Kerri Clemons

CALL TO ACTION: NOW is the time to make our voices heard. The Essential Health Benefits rule does not clearly express access to specialty care and access to specialty treatments for patients. Click on the link below and then click on the "comment now" tab. Then copy and paste the note below and fill in the information as it pertains to you. When you have completed your part in advocating, please be sure to LIKE this status. We want to show that there is power in numbers!! We are 50 Million STRONG! Comment I am Kerri Clemons, a patient with Behcet's Disease.

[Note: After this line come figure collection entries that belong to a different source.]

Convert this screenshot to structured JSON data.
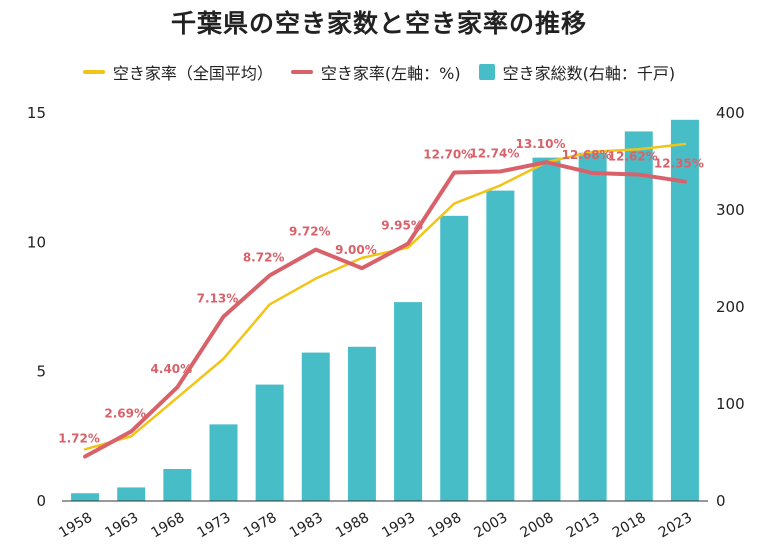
{
  "chart_data": {
    "type": "bar+line",
    "title": "千葉県の空き家数と空き家率の推移",
    "categories": [
      "1958",
      "1963",
      "1968",
      "1973",
      "1978",
      "1983",
      "1988",
      "1993",
      "1998",
      "2003",
      "2008",
      "2013",
      "2018",
      "2023"
    ],
    "legend": [
      {
        "name": "空き家率（全国平均）",
        "kind": "line",
        "color": "#F2C418"
      },
      {
        "name": "空き家率(左軸：%)",
        "kind": "line",
        "color": "#D9626A"
      },
      {
        "name": "空き家総数(右軸：千戸)",
        "kind": "bar",
        "color": "#47BEC7"
      }
    ],
    "series": [
      {
        "name": "空き家総数(右軸：千戸)",
        "axis": "right",
        "type": "bar",
        "color": "#47BEC7",
        "values": [
          8,
          14,
          33,
          79,
          120,
          153,
          159,
          205,
          294,
          320,
          354,
          359,
          381,
          393
        ]
      },
      {
        "name": "空き家率(左軸：%)",
        "axis": "left",
        "type": "line",
        "color": "#D9626A",
        "values": [
          1.72,
          2.69,
          4.4,
          7.13,
          8.72,
          9.72,
          9.0,
          9.95,
          12.7,
          12.74,
          13.1,
          12.68,
          12.62,
          12.35
        ]
      },
      {
        "name": "空き家率（全国平均）",
        "axis": "left",
        "type": "line",
        "color": "#F2C418",
        "values": [
          2.0,
          2.5,
          4.0,
          5.5,
          7.6,
          8.6,
          9.4,
          9.8,
          11.5,
          12.2,
          13.1,
          13.5,
          13.6,
          13.8
        ]
      }
    ],
    "data_labels": [
      "1.72%",
      "2.69%",
      "4.40%",
      "7.13%",
      "8.72%",
      "9.72%",
      "9.00%",
      "9.95%",
      "12.70%",
      "12.74%",
      "13.10%",
      "12.68%",
      "12.62%",
      "12.35%"
    ],
    "left_axis": {
      "min": 0,
      "max": 15,
      "ticks": [
        "0",
        "5",
        "10",
        "15"
      ]
    },
    "right_axis": {
      "min": 0,
      "max": 400,
      "ticks": [
        "0",
        "100",
        "200",
        "300",
        "400"
      ]
    },
    "grid": false,
    "legend_position": "top"
  }
}
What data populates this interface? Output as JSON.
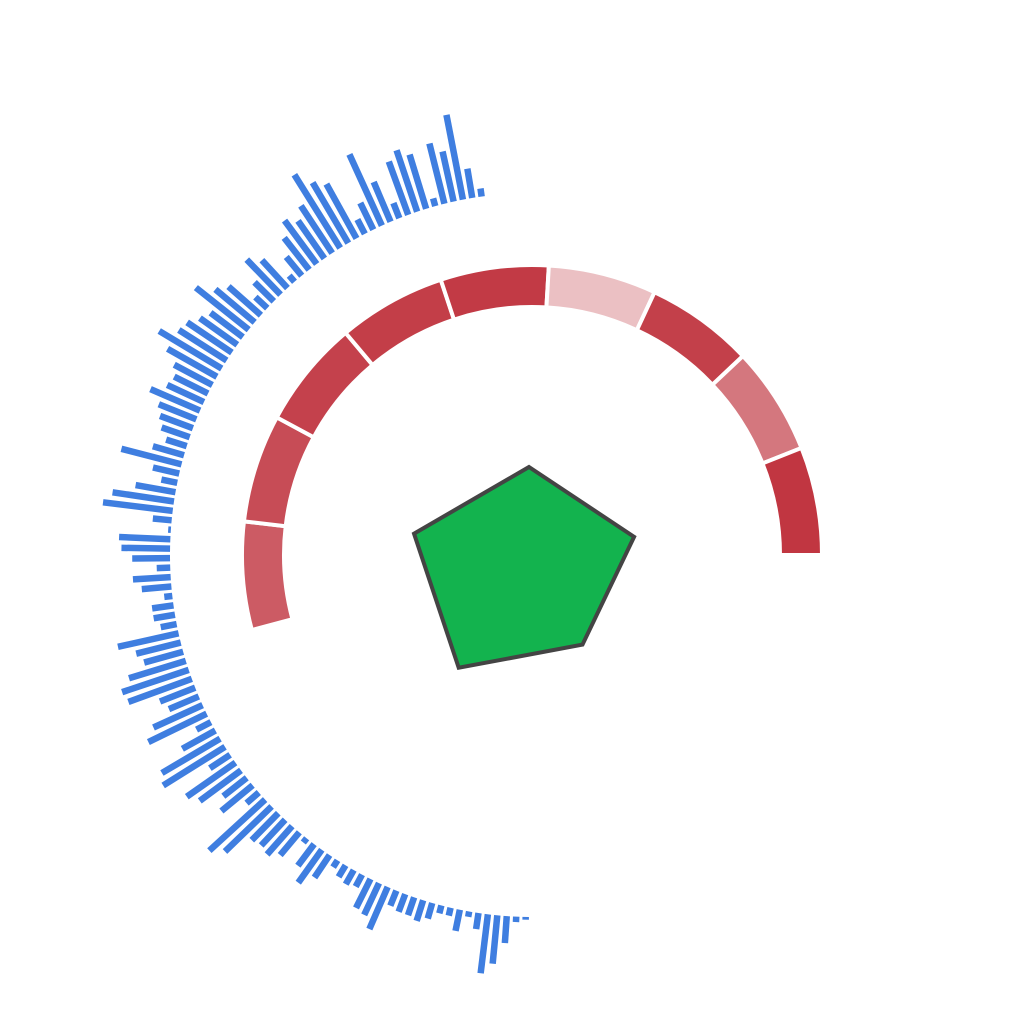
{
  "chart_data": {
    "type": "radial",
    "title": "",
    "outer_bars": {
      "values": [
        0.06,
        0.22,
        0.64,
        0.38,
        0.46,
        0.06,
        0.42,
        0.48,
        0.42,
        0.12,
        0.32,
        0.58,
        0.22,
        0.12,
        0.46,
        0.52,
        0.64,
        0.42,
        0.34,
        0.4,
        0.3,
        0.18,
        0.06,
        0.28,
        0.36,
        0.2,
        0.12,
        0.32,
        0.38,
        0.5,
        0.3,
        0.34,
        0.4,
        0.42,
        0.54,
        0.42,
        0.32,
        0.28,
        0.3,
        0.4,
        0.3,
        0.26,
        0.22,
        0.16,
        0.24,
        0.46,
        0.2,
        0.12,
        0.3,
        0.46,
        0.52,
        0.14,
        0.02,
        0.38,
        0.36,
        0.28,
        0.1,
        0.28,
        0.22,
        0.06,
        0.16,
        0.16,
        0.12,
        0.46,
        0.34,
        0.3,
        0.44,
        0.52,
        0.5,
        0.28,
        0.24,
        0.4,
        0.48,
        0.12,
        0.28,
        0.5,
        0.54,
        0.18,
        0.44,
        0.38,
        0.22,
        0.3,
        0.12,
        0.56,
        0.48,
        0.28,
        0.26,
        0.28,
        0.22,
        0.04,
        0.2,
        0.3,
        0.2,
        0.06,
        0.1,
        0.12,
        0.1,
        0.24,
        0.26,
        0.34,
        0.12,
        0.14,
        0.14,
        0.16,
        0.12,
        0.06,
        0.06,
        0.16,
        0.04,
        0.12,
        0.44,
        0.36,
        0.2,
        0.04,
        0.02
      ],
      "color": "#3f7ee0"
    },
    "ring_segments": {
      "values": [
        0.7,
        0.78,
        0.84,
        0.86,
        0.88,
        0.15,
        0.85,
        0.55,
        0.9
      ],
      "color_scale": [
        "#f3dcdd",
        "#bb2430"
      ]
    },
    "polygon": {
      "values": [
        0.8,
        0.85,
        0.7,
        0.92,
        0.93
      ],
      "fill": "#13b34e",
      "stroke": "#444444"
    }
  }
}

It affects my everyday life. I live in daily pain. I am one of the millions of Americans who suffer from one or more autoimmune disease or rare condition. I am writing to express my concern about the proposed Essential Health Benefits (EHB) rule which will soon define the standard of care for millions of Americans including patients like me. I believe that the proposed rule does not adequately address the complexities which confront people who live with diseases like mine. Our conditions are often extremely difficult to diagnose, require extensive testing, and necessitate ready access to providers who have special expertise. Moreover, many of us must rely upon a variety of medicines to combat our illness or ameliorate its symptoms. Consequently, access to specialist, specialized care, and specific medicines can be a matter of life and death. The proposed rule does not provide us with adequate protection. We ask you to recognize the critical need we have for access to treatment by specialists by explicitly stating that in the rule. We ask you to recognize the fact that our health – even our lives –depend upon being able to access to specific medicines because of the esoteric nature of our illnesses and the potential for negative drug interaction. We ask you to provide us with more precise definitions of medical necessity and rights of appeal.